The basij are on a roll right now, having organized the get-out-the-vote effort that propelled hard-liner Mahmoud Ahmadinejad to a landslide victory in last month's presidential election. The militia, whose name means mobilization in Persian, was created by Ayatullah Khomeini in the 1980s to recruit young men to fight against Iraq. But a decade later, they took on the role of an official morality police, becoming better known for raiding parties than for raiding the Iraqi front line. June's election, however, marked the first use of the basij as a mobilizing tool in electoral politics, a role in which it proved devastatingly effective.

So is the suave Hossein Rahimi the new face of the basij? Not really. As the son of an adviser to the Defense Minister, he is drawn to hard-line politics out of family loyalty. But like many children of the revolutionary elite, class privilege sets his lifestyle apart from the basiji rank and file. He watches Fox News and discovers old friends on www.orkut.com. His favorite movie is A Beautiful Mind, and he lives in a well-heeled neighborhood of north Tehran rather than in the working-class quarter of Naziabad where his basij is based. "Not only do I like Eminem, I have the entire collection," he brags, checking his mobile phone for missed calls.

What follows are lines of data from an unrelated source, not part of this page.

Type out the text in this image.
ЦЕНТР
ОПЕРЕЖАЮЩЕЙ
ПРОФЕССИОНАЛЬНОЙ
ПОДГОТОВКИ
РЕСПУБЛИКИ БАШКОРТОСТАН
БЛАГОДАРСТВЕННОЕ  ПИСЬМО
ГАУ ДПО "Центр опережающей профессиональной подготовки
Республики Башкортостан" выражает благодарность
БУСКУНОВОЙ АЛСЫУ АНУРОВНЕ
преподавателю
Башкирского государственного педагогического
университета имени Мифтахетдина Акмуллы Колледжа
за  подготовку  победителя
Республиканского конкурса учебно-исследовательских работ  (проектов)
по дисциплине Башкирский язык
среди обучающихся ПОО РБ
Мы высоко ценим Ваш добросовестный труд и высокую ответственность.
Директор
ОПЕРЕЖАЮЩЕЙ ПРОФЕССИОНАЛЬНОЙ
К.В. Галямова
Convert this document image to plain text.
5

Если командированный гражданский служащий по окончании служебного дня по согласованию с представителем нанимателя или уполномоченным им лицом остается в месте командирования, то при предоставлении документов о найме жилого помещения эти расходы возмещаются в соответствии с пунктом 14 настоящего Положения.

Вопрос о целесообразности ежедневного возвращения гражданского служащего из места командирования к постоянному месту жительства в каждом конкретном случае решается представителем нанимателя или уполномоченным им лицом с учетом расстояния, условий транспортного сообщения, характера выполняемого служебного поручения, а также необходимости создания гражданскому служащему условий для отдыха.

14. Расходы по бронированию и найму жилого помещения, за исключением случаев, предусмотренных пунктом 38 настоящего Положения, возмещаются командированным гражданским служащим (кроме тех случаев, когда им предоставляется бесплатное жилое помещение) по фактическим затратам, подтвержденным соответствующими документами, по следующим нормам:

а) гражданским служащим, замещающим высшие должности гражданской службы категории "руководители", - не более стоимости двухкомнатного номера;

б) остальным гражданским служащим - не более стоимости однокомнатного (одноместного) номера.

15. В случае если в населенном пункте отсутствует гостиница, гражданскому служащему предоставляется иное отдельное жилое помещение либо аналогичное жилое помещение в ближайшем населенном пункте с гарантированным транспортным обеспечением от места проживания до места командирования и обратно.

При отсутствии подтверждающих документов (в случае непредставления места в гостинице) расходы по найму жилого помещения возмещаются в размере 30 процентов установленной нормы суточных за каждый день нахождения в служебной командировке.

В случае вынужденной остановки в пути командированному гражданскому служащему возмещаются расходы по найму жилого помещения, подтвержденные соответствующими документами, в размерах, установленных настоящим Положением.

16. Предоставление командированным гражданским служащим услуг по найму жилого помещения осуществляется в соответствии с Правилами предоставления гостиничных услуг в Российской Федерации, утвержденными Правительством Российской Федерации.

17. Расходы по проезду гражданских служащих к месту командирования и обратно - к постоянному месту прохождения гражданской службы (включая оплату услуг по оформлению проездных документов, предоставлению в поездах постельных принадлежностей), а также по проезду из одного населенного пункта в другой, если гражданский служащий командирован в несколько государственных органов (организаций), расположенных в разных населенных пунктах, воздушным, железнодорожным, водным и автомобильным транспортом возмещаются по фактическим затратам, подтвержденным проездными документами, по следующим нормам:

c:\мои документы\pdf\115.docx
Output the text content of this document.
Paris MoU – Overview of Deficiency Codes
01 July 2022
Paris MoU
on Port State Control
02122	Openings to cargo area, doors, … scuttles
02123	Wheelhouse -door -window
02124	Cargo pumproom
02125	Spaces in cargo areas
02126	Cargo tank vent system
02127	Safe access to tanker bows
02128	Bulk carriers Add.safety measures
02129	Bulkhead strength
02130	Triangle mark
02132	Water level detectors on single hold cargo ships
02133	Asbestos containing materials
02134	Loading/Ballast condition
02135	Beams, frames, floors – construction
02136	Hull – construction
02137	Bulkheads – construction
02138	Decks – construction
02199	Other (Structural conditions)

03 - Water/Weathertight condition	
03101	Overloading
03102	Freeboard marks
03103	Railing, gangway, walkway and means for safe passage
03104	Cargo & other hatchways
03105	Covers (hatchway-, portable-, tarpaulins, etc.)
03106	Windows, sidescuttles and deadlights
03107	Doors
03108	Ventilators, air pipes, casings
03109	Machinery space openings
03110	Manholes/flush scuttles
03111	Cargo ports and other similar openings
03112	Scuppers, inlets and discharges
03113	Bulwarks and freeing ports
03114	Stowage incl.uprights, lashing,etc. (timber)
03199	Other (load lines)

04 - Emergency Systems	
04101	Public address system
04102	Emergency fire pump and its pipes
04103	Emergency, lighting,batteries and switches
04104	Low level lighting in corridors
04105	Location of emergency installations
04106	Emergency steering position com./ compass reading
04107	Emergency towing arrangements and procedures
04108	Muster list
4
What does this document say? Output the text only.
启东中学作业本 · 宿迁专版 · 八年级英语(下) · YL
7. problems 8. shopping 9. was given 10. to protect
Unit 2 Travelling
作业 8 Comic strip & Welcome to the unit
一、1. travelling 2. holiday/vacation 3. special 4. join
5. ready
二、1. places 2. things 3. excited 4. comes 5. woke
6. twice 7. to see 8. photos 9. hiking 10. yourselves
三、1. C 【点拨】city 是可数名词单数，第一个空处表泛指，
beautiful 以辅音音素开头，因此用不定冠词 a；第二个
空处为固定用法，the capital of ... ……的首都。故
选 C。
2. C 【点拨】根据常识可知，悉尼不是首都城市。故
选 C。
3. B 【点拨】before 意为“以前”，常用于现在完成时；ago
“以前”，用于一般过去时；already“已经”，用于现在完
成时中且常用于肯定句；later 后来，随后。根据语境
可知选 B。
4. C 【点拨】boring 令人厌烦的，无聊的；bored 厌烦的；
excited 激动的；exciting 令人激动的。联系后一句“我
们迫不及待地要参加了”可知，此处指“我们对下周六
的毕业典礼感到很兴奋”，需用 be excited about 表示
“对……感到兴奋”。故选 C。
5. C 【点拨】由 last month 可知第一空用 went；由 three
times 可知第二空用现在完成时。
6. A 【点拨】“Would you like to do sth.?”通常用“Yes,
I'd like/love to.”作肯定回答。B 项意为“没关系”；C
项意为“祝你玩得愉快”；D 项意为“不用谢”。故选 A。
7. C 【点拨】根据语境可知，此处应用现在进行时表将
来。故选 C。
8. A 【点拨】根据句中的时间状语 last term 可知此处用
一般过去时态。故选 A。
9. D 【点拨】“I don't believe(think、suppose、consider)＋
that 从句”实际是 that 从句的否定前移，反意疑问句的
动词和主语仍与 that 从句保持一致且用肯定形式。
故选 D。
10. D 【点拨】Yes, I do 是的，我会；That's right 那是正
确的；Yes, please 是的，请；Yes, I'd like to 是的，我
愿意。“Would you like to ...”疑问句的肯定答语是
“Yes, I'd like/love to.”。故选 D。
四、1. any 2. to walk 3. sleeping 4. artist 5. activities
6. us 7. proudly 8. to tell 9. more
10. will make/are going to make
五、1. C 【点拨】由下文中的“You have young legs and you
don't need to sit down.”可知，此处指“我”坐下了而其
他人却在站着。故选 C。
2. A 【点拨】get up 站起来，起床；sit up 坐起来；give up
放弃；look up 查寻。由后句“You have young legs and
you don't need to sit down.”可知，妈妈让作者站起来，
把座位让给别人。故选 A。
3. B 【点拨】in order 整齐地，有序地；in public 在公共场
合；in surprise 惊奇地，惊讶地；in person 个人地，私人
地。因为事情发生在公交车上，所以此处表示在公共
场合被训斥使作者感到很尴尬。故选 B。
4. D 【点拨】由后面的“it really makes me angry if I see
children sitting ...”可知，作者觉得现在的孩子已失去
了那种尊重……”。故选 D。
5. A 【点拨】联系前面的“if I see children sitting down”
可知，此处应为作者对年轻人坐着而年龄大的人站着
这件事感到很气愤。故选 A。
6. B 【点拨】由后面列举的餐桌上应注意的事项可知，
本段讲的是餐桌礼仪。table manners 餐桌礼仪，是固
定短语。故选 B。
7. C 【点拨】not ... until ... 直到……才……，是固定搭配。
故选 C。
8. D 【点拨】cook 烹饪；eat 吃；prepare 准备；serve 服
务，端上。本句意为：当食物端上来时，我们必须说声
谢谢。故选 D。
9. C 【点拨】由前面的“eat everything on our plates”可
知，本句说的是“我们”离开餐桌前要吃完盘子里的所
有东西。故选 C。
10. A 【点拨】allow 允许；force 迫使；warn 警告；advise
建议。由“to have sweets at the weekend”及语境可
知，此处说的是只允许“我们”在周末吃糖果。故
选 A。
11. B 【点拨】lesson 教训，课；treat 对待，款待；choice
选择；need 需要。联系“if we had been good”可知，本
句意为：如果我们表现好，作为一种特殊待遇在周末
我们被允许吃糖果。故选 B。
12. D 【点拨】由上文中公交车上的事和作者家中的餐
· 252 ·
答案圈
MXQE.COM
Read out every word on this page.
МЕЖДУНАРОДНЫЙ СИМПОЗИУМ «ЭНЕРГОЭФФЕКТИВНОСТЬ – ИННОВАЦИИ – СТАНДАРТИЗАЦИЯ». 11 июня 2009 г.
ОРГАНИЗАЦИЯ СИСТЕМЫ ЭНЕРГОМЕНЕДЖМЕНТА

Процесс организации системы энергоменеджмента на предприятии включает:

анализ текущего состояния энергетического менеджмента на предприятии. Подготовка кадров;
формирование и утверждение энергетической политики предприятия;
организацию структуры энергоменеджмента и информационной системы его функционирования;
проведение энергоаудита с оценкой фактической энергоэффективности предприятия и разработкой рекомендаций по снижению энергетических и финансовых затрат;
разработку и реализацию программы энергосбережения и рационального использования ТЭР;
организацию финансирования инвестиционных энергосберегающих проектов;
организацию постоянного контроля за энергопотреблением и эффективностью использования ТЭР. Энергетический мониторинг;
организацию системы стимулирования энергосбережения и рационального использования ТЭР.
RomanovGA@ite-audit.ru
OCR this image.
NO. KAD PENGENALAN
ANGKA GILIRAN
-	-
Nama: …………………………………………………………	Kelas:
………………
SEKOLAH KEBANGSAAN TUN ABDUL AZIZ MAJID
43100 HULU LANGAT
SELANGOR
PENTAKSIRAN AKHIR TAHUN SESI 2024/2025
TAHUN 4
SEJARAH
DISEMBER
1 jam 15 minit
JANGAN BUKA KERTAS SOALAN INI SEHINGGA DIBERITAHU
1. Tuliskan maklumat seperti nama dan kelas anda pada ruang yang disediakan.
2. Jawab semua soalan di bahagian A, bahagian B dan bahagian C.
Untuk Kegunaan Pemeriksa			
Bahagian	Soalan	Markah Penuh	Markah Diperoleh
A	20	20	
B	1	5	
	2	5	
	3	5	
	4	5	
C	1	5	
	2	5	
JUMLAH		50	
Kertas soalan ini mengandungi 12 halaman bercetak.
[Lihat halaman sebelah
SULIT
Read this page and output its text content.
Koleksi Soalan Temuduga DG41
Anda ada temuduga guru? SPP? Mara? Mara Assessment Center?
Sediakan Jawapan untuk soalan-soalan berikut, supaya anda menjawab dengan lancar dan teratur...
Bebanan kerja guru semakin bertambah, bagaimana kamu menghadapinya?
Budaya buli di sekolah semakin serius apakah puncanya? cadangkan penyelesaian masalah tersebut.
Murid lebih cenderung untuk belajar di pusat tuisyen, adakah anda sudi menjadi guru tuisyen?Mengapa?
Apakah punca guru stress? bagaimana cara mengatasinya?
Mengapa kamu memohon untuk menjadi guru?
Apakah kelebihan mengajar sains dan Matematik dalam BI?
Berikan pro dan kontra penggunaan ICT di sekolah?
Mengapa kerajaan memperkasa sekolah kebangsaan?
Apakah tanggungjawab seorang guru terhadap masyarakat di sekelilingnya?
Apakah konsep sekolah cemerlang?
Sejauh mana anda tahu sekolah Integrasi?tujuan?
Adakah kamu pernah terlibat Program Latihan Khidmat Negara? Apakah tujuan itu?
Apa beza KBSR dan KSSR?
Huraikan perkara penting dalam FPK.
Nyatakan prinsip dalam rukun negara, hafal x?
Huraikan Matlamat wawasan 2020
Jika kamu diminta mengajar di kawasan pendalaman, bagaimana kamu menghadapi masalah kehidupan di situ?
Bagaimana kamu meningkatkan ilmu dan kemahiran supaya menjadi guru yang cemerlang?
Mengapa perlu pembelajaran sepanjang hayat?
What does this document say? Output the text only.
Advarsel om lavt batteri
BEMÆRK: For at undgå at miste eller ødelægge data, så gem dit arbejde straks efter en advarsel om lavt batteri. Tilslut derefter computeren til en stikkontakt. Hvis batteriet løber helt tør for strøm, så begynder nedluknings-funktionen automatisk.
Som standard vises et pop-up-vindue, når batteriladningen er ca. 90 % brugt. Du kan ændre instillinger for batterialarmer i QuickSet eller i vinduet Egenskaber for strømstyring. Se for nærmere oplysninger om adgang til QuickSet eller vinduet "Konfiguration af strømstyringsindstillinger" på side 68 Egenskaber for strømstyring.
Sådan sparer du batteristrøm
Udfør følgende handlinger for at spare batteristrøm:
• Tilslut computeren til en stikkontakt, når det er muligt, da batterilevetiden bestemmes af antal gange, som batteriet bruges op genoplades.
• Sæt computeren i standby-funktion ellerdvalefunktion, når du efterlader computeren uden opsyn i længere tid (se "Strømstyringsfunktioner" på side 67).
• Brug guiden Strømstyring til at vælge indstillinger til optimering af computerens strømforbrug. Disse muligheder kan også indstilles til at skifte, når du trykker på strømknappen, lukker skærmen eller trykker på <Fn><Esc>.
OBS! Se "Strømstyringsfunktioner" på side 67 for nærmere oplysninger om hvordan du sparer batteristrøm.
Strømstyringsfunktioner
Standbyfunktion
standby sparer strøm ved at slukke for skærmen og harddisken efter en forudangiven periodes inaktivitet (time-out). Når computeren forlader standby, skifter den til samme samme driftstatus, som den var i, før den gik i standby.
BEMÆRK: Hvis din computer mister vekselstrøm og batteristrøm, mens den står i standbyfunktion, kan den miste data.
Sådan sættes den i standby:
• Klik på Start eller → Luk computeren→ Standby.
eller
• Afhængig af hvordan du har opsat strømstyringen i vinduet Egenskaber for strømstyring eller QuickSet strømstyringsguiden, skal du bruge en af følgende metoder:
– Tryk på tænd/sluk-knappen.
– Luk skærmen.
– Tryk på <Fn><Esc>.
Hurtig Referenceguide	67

Unlike Rahimi, most basij members are poor. Their sleeves reach their wrists, their shoes are scuffed, and they're unlikely to know of Eminem. Many eke out a living by renting motorbikes to work as messengers or bike taxis; hordes of them idle sullenly on their bikes near Tehran's grand bazaar. With this sort of work, it will take them an epoch to raise enough money to get married. The basij might give them a small stipend and help cover holidays at the Caspian Sea, but it cannot buy them an apartment or sustain a life. Embarrassed by their unpolished answers to a reporter's questions, they call the better-educated Rahimi from the mosque to speak for them.

Despite the difference in their status and prospects, what Rahimi and his comrades share is their romance with the notion of Iranian power. Rahimi can rattle off the range of the Shahab-5 missile and fantasize about what closing the Strait of Hormuz would do to U.S. oil supplies. "We really should not have signed the additional protocol to the nuclear nonproliferation treaty," he laments. "Iran's legitimate right to nuclear technology should not be checked by the West's politics."

Ahmedinajad won the loyalty of the basij, and the voters who responded to their campaigning, by promising to relieve the grinding poverty that remains the lot of the majority a quarter-century after the Islamic Revolution. Piety and a hawkish foreign policy might be enough to retain Rahimi's support, but for most of his basij brothers, the new President may be judged on whether he is able to make their lives more like Rahimi's.